PHZ3400: Midterm Review
Folks,
I noticed that both the lecture notes and the homework solutions related to ferromagnetism and the Ising model remain incomplete. The upcoming make-up midterm exam will have questions on the following:
- spontaneous symmetry breaking - electrons must pick a spin
- thermodynamic limit - phase transition to a ferromagnetic state is only possible thru infinite number of spins
- domain wall argument for the relaxation time below Tc - domain wall is useful to make all spins switch direction, must overcome free energy barrier. Time diverges exponentially to L, system size, which is proportional to wall.
- Curie temperature - Within mean-field theory, the Curie temperature of a ferromagnet is proportional the magnetic exchange interaction and the coordination number (number of neighbors at any given site) of the lattice in question.
- effects of an external symmetry-breaking field - 2nd order phase transition only found when h = 0
In addition, you need to know the following:
- Concept of Fermi-Dirac and Bose-Einstein statistics
- the corresponding F-D and B-E distribution functions
- how this affects finite temperature properties
- The significance of the Fermi energy is most clearly seem by setting T=0. At absolute zero, the probability is =1 for energies less than the Fermi energy and zero for energies greater than the Fermi energy. We picture all the levels up to the Fermi energy as filled, but no particle has a greater energy. This is entirely consistent with the Pauli exclusion principle where each quantum state can have one but only one particle.
- The Bose-Einstein distribution describes the statistical behavior of integer spin particles (bosons). At low temperatures, bosons can behave very differently than fermions because an unlimited number of them can collect into the same energy state, a phenomenon called "condensation".
- Pauli Exclusion Principle
Also, both for vibrations and quantum electrons:
- quantization of wave-vectors
- how to go from a sum over k to an integral in the limit L->infinity
- how to calculate the Debye temperature and the Fermi temperature
Again, all derivations given in class must be familiar, and the test will very effectively determine if you know the material or not. If any of the above is not familiar, is confusing, and you cannot reproduce the derivations presented in class (without looking at the notes!), then you are not well prepared for this test.

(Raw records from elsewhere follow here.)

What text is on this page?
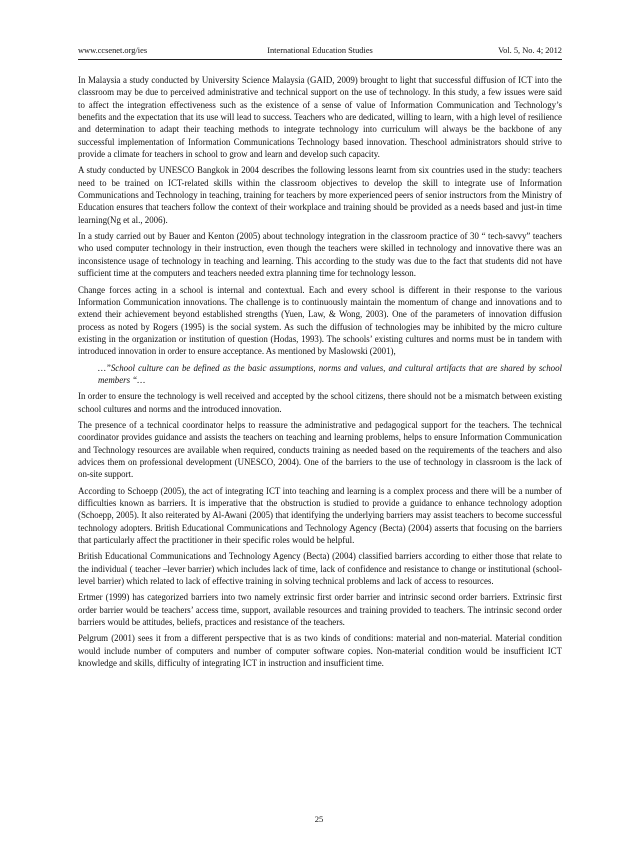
International Education Studies
www.ccsenet.org/ies	Vol. 5, No. 4; 2012

In Malaysia a study conducted by University Science Malaysia (GAID, 2009) brought to light that successful diffusion of ICT into the classroom may be due to perceived administrative and technical support on the use of technology. In this study, a few issues were said to affect the integration effectiveness such as the existence of a sense of value of Information Communication and Technology’s benefits and the expectation that its use will lead to success. Teachers who are dedicated, willing to learn, with a high level of resilience and determination to adapt their teaching methods to integrate technology into curriculum will always be the backbone of any successful implementation of Information Communications Technology based innovation. Theschool administrators should strive to provide a climate for teachers in school to grow and learn and develop such capacity.

A study conducted by UNESCO Bangkok in 2004 describes the following lessons learnt from six countries used in the study: teachers need to be trained on ICT-related skills within the classroom objectives to develop the skill to integrate use of Information Communications and Technology in teaching, training for teachers by more experienced peers of senior instructors from the Ministry of Education ensures that teachers follow the context of their workplace and training should be provided as a needs based and just-in time learning(Ng et al., 2006).

In a study carried out by Bauer and Kenton (2005) about technology integration in the classroom practice of 30 “ tech-savvy” teachers who used computer technology in their instruction, even though the teachers were skilled in technology and innovative there was an inconsistence usage of technology in teaching and learning. This according to the study was due to the fact that students did not have sufficient time at the computers and teachers needed extra planning time for technology lesson.

Change forces acting in a school is internal and contextual. Each and every school is different in their response to the various Information Communication innovations. The challenge is to continuously maintain the momentum of change and innovations and to extend their achievement beyond established strengths (Yuen, Law, & Wong, 2003). One of the parameters of innovation diffusion process as noted by Rogers (1995) is the social system. As such the diffusion of technologies may be inhibited by the micro culture existing in the organization or institution of question (Hodas, 1993). The schools’ existing cultures and norms must be in tandem with introduced innovation in order to ensure acceptance. As mentioned by Maslowski (2001),

…”School culture can be defined as the basic assumptions, norms and values, and cultural artifacts that are shared by school members “…

In order to ensure the technology is well received and accepted by the school citizens, there should not be a mismatch between existing school cultures and norms and the introduced innovation.

The presence of a technical coordinator helps to reassure the administrative and pedagogical support for the teachers. The technical coordinator provides guidance and assists the teachers on teaching and learning problems, helps to ensure Information Communication and Technology resources are available when required, conducts training as needed based on the requirements of the teachers and also advices them on professional development (UNESCO, 2004). One of the barriers to the use of technology in classroom is the lack of on-site support.

According to Schoepp (2005), the act of integrating ICT into teaching and learning is a complex process and there will be a number of difficulties known as barriers. It is imperative that the obstruction is studied to provide a guidance to enhance technology adoption (Schoepp, 2005). It also reiterated by Al-Awani (2005) that identifying the underlying barriers may assist teachers to become successful technology adopters. British Educational Communications and Technology Agency (Becta) (2004) asserts that focusing on the barriers that particularly affect the practitioner in their specific roles would be helpful.

British Educational Communications and Technology Agency (Becta) (2004) classified barriers according to either those that relate to the individual ( teacher –lever barrier) which includes lack of time, lack of confidence and resistance to change or institutional (school-level barrier) which related to lack of effective training in solving technical problems and lack of access to resources.

Ertmer (1999) has categorized barriers into two namely extrinsic first order barrier and intrinsic second order barriers. Extrinsic first order barrier would be teachers’ access time, support, available resources and training provided to teachers. The intrinsic second order barriers would be attitudes, beliefs, practices and resistance of the teachers.

Pelgrum (2001) sees it from a different perspective that is as two kinds of conditions: material and non-material. Material condition would include number of computers and number of computer software copies. Non-material condition would be insufficient ICT knowledge and skills, difficulty of integrating ICT in instruction and insufficient time.

25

On the original mid-term exam it became very clear that the majority of people were not sufficiently familiar with the material/derivations presented in class. If this does not change, then the make-up exam will have a similar outcome. I also want to make it abundantly clear to you all that those who have less then 50% on the tests will not pass this class!
So hit the books and make a serious effort to catch up on what you missed on the original mid-term. if you do better on the make up midterm, I will simply scratch (eliminate) your grade from the original midterm and replaced it with the improved one.
Good luck!
Vlad